Jak poradzić sobie z aftą?
Afta to drobne, ale bardzo kłopotliwe schorzenie, jakie może pojawić się w obrębie jamy ustnej człowieka. Jest to swego rodzaju mikrouszkodzenie błony śluzowej, wzbogacone o owrzodzenie i przybierające białawy kolor. Niekiedy można pomylić ją z pleśniawką, która również pojawia się w obszarze jamy ustnej i może wywoływać podobne, nieprzyjemne objawy.
Aby więc skutecznie rozprawić się z tym problemem, warto więc na początek upewnić się, że ma się do czynienia właśnie z aftą.
Afta – jak ją rozpoznać?
Owrzodzenie, o którym mowa, lubi pojawiać się na podniebieniu miękkim lub języku, bywa jednak, że upodoba sobie wewnętrzną stronę policzków i okolice dziąseł. Wykwity te mogą mieć różną wielkość, osiągając od 1 mm do jakichś 2 cm średnicy – rzadko owe zmiany są większe.
Afty mogą występować samodzielnie lub w większych grupach, zawsze towarzyszy im bolesność. Aby zidentyfikować dany problem jako aftę, warto przeanalizować, poprzedzające jego obecność zdarzenia. Afta może być bowiem skutkiem mechanicznych uszkodzeń zaistniałych w obrębie jamy ustnej: spowodowanych przeprowadzanymi tam zabiegami dentystycznymi czy też uciskiem wywoływanym przez źle dopasowaną protezę.
Niekiedy rozwojowi aft sprzyjają choroby zębów, takie jak próchnica, kamień nazębny czy też kwestia wyżynania się kolejnych zębów. Warto dodać, że z aftami mogą zmagać się zwłaszcza ci, którzy nie dbają należycie o higienę jamy ustnej i pozwalają na przebywanie tam wyjątkowo długo skupisk bakterii.

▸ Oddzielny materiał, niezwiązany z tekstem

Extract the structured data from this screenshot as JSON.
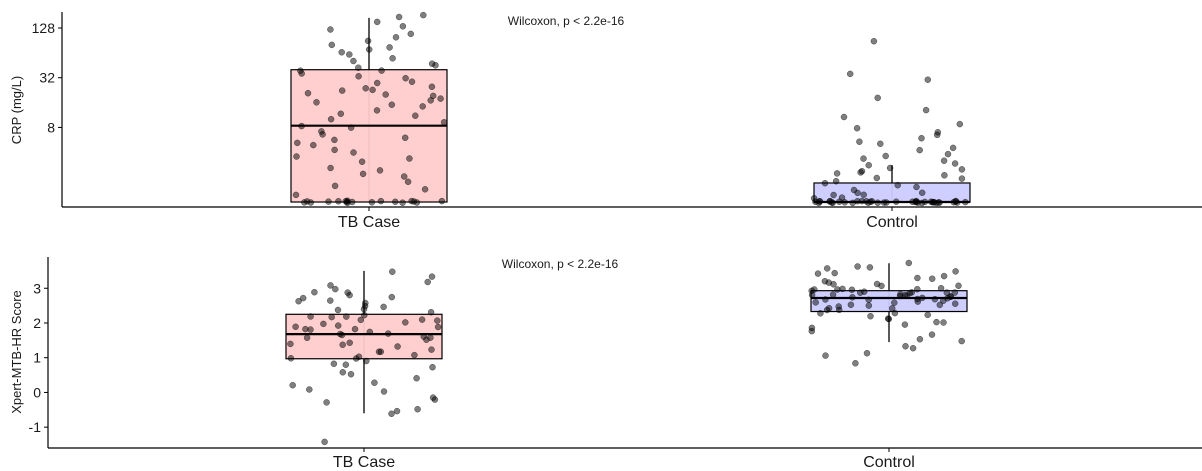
{
  "chart_data": [
    {
      "type": "box",
      "ylabel": "CRP (mg/L)",
      "yscale": "log2",
      "ylim": [
        0.87,
        200
      ],
      "yticks": [
        8,
        32,
        128
      ],
      "ytick_labels": [
        "8",
        "32",
        "128"
      ],
      "annotation": "Wilcoxon, p < 2.2e-16",
      "categories": [
        "TB Case",
        "Control"
      ],
      "boxes": [
        {
          "category": "TB Case",
          "fill": "#ffcccc",
          "whisker_low": 1.0,
          "q1": 1.0,
          "median": 8.4,
          "q3": 40,
          "whisker_high": 170
        },
        {
          "category": "Control",
          "fill": "#ccccff",
          "whisker_low": 1.0,
          "q1": 1.0,
          "median": 1.0,
          "q3": 1.7,
          "whisker_high": 2.8
        }
      ],
      "points_y": [
        [
          1,
          1,
          1,
          1,
          1,
          1,
          1,
          1,
          1,
          1,
          1,
          1,
          1,
          1,
          1,
          1,
          1,
          1.05,
          1.2,
          1.4,
          1.6,
          1.8,
          2.0,
          2.2,
          2.4,
          2.6,
          3.0,
          3.3,
          3.6,
          4.0,
          4.4,
          4.8,
          5.2,
          5.6,
          6.0,
          6.6,
          7.2,
          7.8,
          8.4,
          9.0,
          10,
          11,
          12,
          13,
          14,
          15,
          16,
          17,
          18,
          19,
          20,
          21,
          22,
          23,
          24,
          25,
          27,
          29,
          31,
          33,
          35,
          38,
          40,
          42,
          45,
          48,
          50,
          55,
          60,
          65,
          70,
          75,
          80,
          90,
          100,
          110,
          120,
          135,
          150,
          170,
          180
        ],
        [
          1,
          1,
          1,
          1,
          1,
          1,
          1,
          1,
          1,
          1,
          1,
          1,
          1,
          1,
          1,
          1,
          1,
          1,
          1,
          1,
          1,
          1,
          1,
          1,
          1,
          1,
          1,
          1,
          1,
          1,
          1,
          1,
          1,
          1,
          1,
          1,
          1,
          1,
          1,
          1,
          1.1,
          1.1,
          1.2,
          1.2,
          1.3,
          1.3,
          1.4,
          1.5,
          1.6,
          1.7,
          1.8,
          1.9,
          2.0,
          2.1,
          2.2,
          2.3,
          2.4,
          2.5,
          2.6,
          2.8,
          3.0,
          3.2,
          3.4,
          3.6,
          3.9,
          4.2,
          4.5,
          5.0,
          5.5,
          6.0,
          6.5,
          7.0,
          8.0,
          9.0,
          11,
          13,
          18,
          30,
          35,
          90
        ]
      ]
    },
    {
      "type": "box",
      "ylabel": "Xpert-MTB-HR Score",
      "ylim": [
        -1.6,
        3.9
      ],
      "yticks": [
        -1,
        0,
        1,
        2,
        3
      ],
      "ytick_labels": [
        "-1",
        "0",
        "1",
        "2",
        "3"
      ],
      "annotation": "Wilcoxon, p < 2.2e-16",
      "categories": [
        "TB Case",
        "Control"
      ],
      "boxes": [
        {
          "category": "TB Case",
          "fill": "#ffcccc",
          "whisker_low": -0.6,
          "q1": 0.97,
          "median": 1.68,
          "q3": 2.25,
          "whisker_high": 3.5
        },
        {
          "category": "Control",
          "fill": "#ccccff",
          "whisker_low": 1.45,
          "q1": 2.33,
          "median": 2.72,
          "q3": 2.93,
          "whisker_high": 3.72
        }
      ],
      "points_y": [
        [
          -1.4,
          -0.6,
          -0.55,
          -0.5,
          -0.3,
          -0.2,
          -0.15,
          0,
          0.1,
          0.2,
          0.3,
          0.4,
          0.5,
          0.6,
          0.7,
          0.8,
          0.85,
          0.9,
          0.95,
          1.0,
          1.05,
          1.1,
          1.15,
          1.2,
          1.25,
          1.3,
          1.35,
          1.4,
          1.45,
          1.5,
          1.55,
          1.6,
          1.6,
          1.65,
          1.7,
          1.7,
          1.75,
          1.8,
          1.8,
          1.85,
          1.9,
          1.9,
          1.95,
          2.0,
          2.0,
          2.05,
          2.1,
          2.1,
          2.15,
          2.2,
          2.2,
          2.25,
          2.3,
          2.35,
          2.4,
          2.45,
          2.5,
          2.55,
          2.6,
          2.65,
          2.7,
          2.75,
          2.8,
          2.85,
          2.9,
          3.0,
          3.1,
          3.2,
          3.35,
          3.5
        ],
        [
          0.85,
          1.05,
          1.15,
          1.25,
          1.35,
          1.45,
          1.55,
          1.65,
          1.75,
          1.85,
          1.95,
          2.0,
          2.05,
          2.1,
          2.15,
          2.2,
          2.25,
          2.3,
          2.3,
          2.35,
          2.4,
          2.4,
          2.45,
          2.45,
          2.5,
          2.5,
          2.55,
          2.55,
          2.6,
          2.6,
          2.6,
          2.65,
          2.65,
          2.65,
          2.7,
          2.7,
          2.7,
          2.7,
          2.75,
          2.75,
          2.75,
          2.75,
          2.8,
          2.8,
          2.8,
          2.8,
          2.85,
          2.85,
          2.85,
          2.85,
          2.9,
          2.9,
          2.9,
          2.9,
          2.95,
          2.95,
          2.95,
          3.0,
          3.0,
          3.0,
          3.05,
          3.05,
          3.1,
          3.1,
          3.15,
          3.2,
          3.25,
          3.3,
          3.35,
          3.4,
          3.45,
          3.5,
          3.55,
          3.6,
          3.65,
          3.72
        ]
      ]
    }
  ]
}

Zdarza się też, że wykwit tego rodzaju to reakcja alergiczna (na przykład na stosowane antybiotyki) efekt oddziaływania silnego stresu, zaburzeń hormonalnych lub immunologicznych, czy też niedoborów żywieniowych.

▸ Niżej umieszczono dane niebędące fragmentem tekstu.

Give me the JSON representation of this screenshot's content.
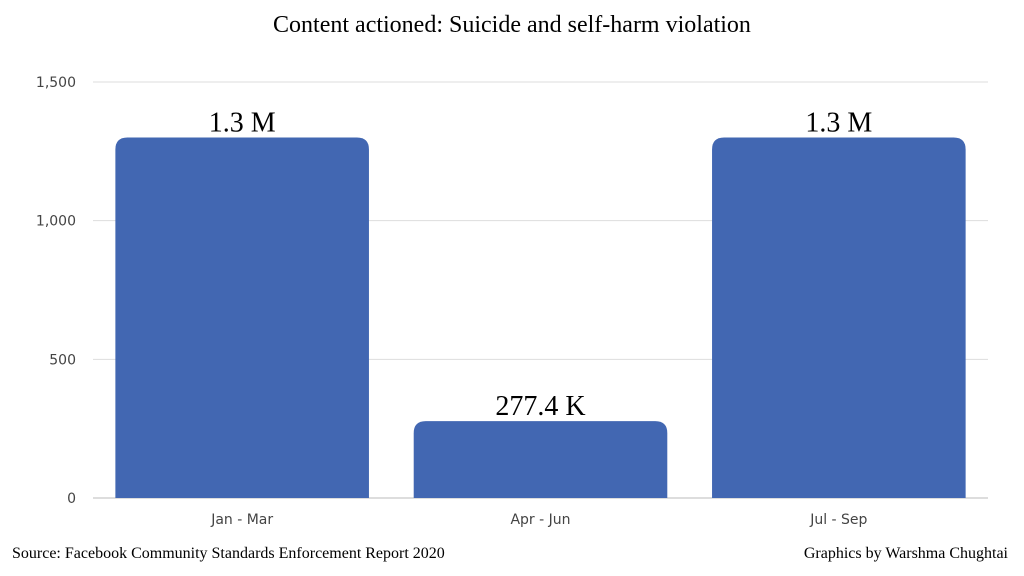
{
  "chart_data": {
    "type": "bar",
    "title": "Content actioned: Suicide and self-harm violation",
    "categories": [
      "Jan - Mar",
      "Apr - Jun",
      "Jul - Sep"
    ],
    "values": [
      1300,
      277.4,
      1300
    ],
    "data_labels": [
      "1.3 M",
      "277.4 K",
      "1.3 M"
    ],
    "ylim": [
      0,
      1500
    ],
    "yticks": [
      0,
      500,
      1000,
      1500
    ],
    "ytick_labels": [
      "0",
      "500",
      "1,000",
      "1,500"
    ],
    "xlabel": "",
    "ylabel": "",
    "grid": true,
    "bar_color": "#4267b2",
    "grid_color": "#dddddd"
  },
  "footer": {
    "source": "Source: Facebook Community Standards Enforcement Report 2020",
    "credit": "Graphics by Warshma Chughtai"
  }
}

Co trzeba, a co warto zrobić?
Te bolesne owrzodzenia potrafią dokuczać przez nawet miesiąc, skutecznie odbierając komfort zwłaszcza podczas jedzenia, mówienia, a nawet zwykłego przełykania śliny. Choć zwykle znikają samoistnie maksymalnie po okresie mniej więcej czterech tygodni, nie ma żadnego powodu, by męczyć się z nimi dłużej, niż okaże się to absolutnie konieczne.

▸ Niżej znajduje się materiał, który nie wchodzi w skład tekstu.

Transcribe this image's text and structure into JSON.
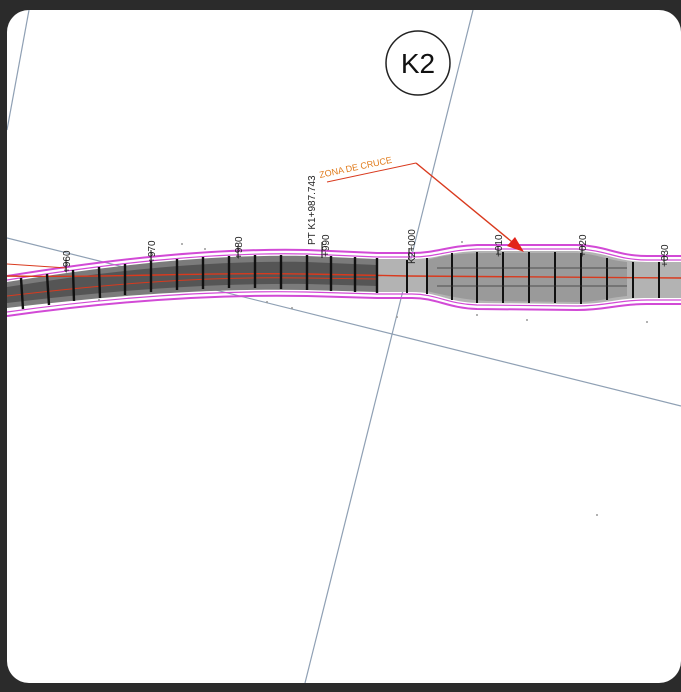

Przemysł farmaceutyczny dysponuje obecnie specjalnymi preparatami, które, rozpylone na powierzchni zajmowanej przez aftę, łagodzą dolegliwości bólowe i skutecznie walczą z bakteriami atakującymi śluzówkę. Inne rozwiązania to maści o właściwościach odkażających, tego samego rodzaju płukanki ziołowe lub o charakterze antybiotyków. W czasie zmagania się z aftą dobrze jest zmienić nieco dietę, rezygnując ze zbyt ciepłych pokarmów i substancji drażniących, zwłaszcza alkoholu.
Pomocne może okazać się wzbogacenie jadłospisu o produkty dostarczające organizmowi witamin z grupy B oraz A, C i E. Choć z aftami można wygrać samodzielnie, imając się rozmaitych sposobów, warto pokazać je też lekarzowi, by zlecił przeprowadzenie diagnostycznych badań: obecność aft może bowiem być znakiem rozwijania się bardziej skomplikowanych chorób, takich jak celiakia, grzybiczej infekcji dalszych odcinków przewodu pokarmowego, refluksu żołądkowego, chorób migdałków czy jakiegoś zakażenia wirusowego.